Macaw. Capybara. Monkey. Sloth. Tapir. Peccary, puma, possum. Jaguar, jararaca. Rattlesnake, sloth, turtle. In duplicate. In triplicate. In quadruplicate. Evidence of species that had known better times and better accommodations.

She didn’t know “it” when she saw it, after all. She knew it when she didn’t see it.

Galin greeted her at the top of the basement stairs. “If our phone-con got you so hot and bothered that you rushed back, you should hear the dirty talk of which I’m really capable.”

“Later, Galin.” That promise should put the fear of God into him. “For the moment, could you spread the word that I’d like to see Kyle and Rodrigo Barco in the library? You’ll find them at the infirmary.

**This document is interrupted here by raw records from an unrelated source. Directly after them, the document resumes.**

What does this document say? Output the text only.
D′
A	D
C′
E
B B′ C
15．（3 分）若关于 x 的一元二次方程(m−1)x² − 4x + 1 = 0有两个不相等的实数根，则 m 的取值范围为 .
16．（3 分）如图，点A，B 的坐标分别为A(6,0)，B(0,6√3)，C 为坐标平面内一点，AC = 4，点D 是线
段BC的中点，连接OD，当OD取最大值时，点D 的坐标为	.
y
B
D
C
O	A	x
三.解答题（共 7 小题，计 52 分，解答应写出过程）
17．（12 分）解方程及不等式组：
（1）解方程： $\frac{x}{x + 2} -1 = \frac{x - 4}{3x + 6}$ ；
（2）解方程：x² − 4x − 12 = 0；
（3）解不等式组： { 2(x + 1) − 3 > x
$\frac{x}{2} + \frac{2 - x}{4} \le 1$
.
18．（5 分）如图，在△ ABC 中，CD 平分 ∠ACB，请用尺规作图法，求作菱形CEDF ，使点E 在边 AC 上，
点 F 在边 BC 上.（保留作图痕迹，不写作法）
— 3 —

Also, I’d like to see Roy at the same time, if you can find him somewhere.”

“Damn, Carolyne, another of your now-famous private sessions?”

“Jean-Michael Teruel wouldn’t be around, would he?”

“The government man? Come on, Carolyne: not even you can expect to bat a hundred.”

No major loss. Jean-Michael, she suspected, would have the specifics within minutes of her saying them.

“For being so good about it, Galin, I’ll let you sit in on this one, if you’ve a mind to do so.” There were advantages to having a witness.

“Well, that’s more like it. Don’t you dare start without me.”

She didn’t. He was there when she faced the other three men in the room.

Be still, beating heart! “Gentlemen, it’s about time you and I had a little discussion about coded messages, greedy sonsofbitches, the intended rape of an ecological system, rampaging natives, a downed bridge, and niobium.” That got their undivided attention. “When we’re through with that, and I’ve registered my complete disgust and disappointment, I’ll tell you about a man-eating jaguar, emeralds, and how we might just entrap Gordon Wentlock’s killer.”